Poster Presentation 40th Annual Lorne Genome Conference 2019

USP48 directly antagonises BRCA1-driven histone ubiquitination to regulate chromatin remodelling in response to DNA damage. (#263)

Michael Uckelmann 1 2 , Ruth Densham 3 , Alexander Fish 1 , Chen Davidovich 2 , Joanne Morris 3 , Titia Sixma 1
  1. The Netherlands Cancer Institute - NKI, Amsterdam, the Netherlands
  2. Biochemistry and Molecular Biology, Monash University, Melbourne, Victoria, Australia
  3. University of Birmingham, Birmingham, England

The DNA damage response, chromatin remodelling and transcriptional regulation are partially interdependent pathways that share a common feature, in that they are all regulated by posttranslational modifications of histones. Lysine-specific ubiquitination of histone H2A has been shown to be involved in these pathways.
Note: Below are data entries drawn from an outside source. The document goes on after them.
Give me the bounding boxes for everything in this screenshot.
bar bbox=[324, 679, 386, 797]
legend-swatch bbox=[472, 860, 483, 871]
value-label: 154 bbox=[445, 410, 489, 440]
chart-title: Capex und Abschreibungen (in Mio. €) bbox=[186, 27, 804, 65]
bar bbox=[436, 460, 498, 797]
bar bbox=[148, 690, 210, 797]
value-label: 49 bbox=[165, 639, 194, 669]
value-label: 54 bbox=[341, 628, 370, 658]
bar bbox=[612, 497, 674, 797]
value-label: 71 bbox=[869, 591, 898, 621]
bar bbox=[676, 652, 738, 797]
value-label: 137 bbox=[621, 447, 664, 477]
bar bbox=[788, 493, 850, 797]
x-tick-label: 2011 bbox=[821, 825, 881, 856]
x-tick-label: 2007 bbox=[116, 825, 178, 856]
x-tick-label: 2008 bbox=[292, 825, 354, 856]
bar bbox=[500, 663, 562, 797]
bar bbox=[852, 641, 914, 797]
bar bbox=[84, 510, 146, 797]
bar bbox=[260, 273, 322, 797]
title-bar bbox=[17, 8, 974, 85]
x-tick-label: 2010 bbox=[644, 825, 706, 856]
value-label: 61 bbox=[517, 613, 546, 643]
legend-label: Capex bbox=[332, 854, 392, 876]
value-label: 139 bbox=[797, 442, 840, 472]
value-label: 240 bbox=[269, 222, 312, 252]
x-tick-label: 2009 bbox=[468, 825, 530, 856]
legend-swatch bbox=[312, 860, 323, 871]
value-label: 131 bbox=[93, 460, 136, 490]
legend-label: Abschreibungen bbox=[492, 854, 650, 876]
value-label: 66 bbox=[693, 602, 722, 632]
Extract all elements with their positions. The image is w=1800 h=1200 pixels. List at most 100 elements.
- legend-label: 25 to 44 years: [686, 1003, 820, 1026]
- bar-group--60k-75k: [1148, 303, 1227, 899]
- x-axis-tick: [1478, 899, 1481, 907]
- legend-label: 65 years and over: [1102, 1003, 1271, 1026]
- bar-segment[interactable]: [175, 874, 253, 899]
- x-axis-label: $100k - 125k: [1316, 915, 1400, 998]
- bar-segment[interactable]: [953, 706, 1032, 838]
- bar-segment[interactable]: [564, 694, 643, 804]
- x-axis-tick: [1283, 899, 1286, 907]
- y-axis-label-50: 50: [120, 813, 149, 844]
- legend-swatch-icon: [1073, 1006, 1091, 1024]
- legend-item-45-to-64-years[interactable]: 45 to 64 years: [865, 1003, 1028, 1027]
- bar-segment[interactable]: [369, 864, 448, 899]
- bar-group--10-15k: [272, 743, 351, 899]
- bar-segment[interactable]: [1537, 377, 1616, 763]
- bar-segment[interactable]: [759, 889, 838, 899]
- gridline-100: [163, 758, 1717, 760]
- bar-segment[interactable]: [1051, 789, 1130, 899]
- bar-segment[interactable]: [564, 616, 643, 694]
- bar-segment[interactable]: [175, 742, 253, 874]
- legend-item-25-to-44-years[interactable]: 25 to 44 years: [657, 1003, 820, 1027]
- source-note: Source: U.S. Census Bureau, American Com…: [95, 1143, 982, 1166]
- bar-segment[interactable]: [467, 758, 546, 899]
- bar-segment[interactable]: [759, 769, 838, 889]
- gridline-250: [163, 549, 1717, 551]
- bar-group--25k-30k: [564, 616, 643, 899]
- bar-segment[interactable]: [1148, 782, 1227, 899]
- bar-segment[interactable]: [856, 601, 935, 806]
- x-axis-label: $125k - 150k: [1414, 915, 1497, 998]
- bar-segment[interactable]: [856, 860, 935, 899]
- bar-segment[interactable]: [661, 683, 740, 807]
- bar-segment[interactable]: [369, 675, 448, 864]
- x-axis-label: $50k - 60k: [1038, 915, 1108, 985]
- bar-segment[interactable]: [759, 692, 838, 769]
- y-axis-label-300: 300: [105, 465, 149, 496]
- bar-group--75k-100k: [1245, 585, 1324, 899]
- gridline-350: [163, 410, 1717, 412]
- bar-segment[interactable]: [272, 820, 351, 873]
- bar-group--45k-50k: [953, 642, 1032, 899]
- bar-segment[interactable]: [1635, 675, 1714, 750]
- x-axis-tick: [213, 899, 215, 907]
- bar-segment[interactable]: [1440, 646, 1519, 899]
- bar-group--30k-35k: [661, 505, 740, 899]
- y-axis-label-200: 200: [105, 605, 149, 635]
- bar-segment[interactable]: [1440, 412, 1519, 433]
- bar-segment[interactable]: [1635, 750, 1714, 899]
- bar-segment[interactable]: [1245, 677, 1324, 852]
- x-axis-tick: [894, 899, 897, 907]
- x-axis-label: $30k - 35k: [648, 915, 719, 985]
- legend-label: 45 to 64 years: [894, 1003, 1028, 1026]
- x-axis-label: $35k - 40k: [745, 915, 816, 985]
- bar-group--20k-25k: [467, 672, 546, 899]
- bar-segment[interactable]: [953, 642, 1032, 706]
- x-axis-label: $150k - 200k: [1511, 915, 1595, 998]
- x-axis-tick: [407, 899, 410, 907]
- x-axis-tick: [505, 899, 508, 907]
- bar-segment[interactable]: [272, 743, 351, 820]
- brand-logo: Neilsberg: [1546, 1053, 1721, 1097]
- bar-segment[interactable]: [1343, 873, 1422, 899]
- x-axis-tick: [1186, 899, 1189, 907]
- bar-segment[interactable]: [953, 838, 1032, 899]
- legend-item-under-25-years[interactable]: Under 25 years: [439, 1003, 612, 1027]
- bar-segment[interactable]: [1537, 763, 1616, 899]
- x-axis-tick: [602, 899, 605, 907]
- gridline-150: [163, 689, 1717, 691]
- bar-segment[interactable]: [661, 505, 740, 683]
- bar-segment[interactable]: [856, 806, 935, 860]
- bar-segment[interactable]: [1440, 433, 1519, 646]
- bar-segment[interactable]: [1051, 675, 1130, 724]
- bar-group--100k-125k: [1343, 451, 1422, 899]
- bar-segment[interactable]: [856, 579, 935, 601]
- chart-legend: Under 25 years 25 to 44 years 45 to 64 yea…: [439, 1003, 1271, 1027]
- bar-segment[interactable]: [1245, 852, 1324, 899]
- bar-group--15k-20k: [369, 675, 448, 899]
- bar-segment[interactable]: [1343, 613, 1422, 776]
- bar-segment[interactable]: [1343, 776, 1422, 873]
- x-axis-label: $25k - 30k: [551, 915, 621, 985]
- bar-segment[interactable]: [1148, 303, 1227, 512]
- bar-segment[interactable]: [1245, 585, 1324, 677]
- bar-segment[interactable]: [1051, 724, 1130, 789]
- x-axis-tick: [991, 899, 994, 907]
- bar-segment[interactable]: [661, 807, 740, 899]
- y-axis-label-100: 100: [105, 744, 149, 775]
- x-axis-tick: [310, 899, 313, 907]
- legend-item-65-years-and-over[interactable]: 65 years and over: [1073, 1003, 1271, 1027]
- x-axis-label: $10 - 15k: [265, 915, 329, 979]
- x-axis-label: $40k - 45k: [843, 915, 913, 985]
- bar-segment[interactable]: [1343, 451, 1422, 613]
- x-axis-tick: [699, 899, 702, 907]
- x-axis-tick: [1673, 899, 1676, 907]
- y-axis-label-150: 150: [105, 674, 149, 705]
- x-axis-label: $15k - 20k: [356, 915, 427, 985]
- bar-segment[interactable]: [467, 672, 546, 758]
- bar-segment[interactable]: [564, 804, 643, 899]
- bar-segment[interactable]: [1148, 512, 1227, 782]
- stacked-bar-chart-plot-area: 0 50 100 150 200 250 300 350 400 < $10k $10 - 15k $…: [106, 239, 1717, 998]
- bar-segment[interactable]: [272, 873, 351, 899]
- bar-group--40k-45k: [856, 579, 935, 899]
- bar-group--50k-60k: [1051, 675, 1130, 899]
H2A can get ubiquitinated on three independent ubiquitination sites, by three different E3 ligases: BRCA1-BARD1, RNF2 — in a PRC1 complex — and RNF168. The ubiquitination status on these three sites has distinct signalling outcomes and represents a fine balance between the activities of ubiquitinating and deubiquitinating enzymes (DUBs).Yet, the lysine-specificity of H2A DUBs and the biological implications of specific H2A ubiquitination remained elusive.

Screening for H2A-specific DUBs, we found USP48 to be a DUB specific for the BRCA1-BARD1 induced H2A ubiquitination mark. Detailed biochemical analysis revealed a curious mode of action, where USP48 only efficiently cleaves BRCA1-ubiquitinated H2A when activated by an auxiliary ubiquitin on an adjacent lysine. Further analysis indicates that this auxiliary ubiquitin can be placed on the PRC1 target-site to activate cleavage of the BRCA1 target-site. These observation implies that USP48 antagonises BRCA1 in a PRC1-dependent manner and thus suggesting a potential crosstalk between these pathways.

Knockout-rescue experiments in cells established USP48 as a direct antagonist of BRCA1 signalling in the DNA damage response. Specifically, loss of USP48 disrupts the balance of repair pathway choice, promoting the use of error-prone single strand-annealing pathways. This is due to extended DNA-end resection, driven by BRCA1-BARD1 ubiquitin ligase activity and SMARCAD1-dependent chromatin remodelling, upon USP48 loss. DNA repair through single-strand annealing leads to large chromosomal deletions, which potentially implies a function of USP48-driven repair pathway choice in cancer development.  

Collectively, our findings indicate that USP48 is a direct antagonist of BRCA1 ubiquitination activity that acts in concert with SMARCAD1-dependent chromatin remodelling and PRC1-catalysed histone ubiquitination.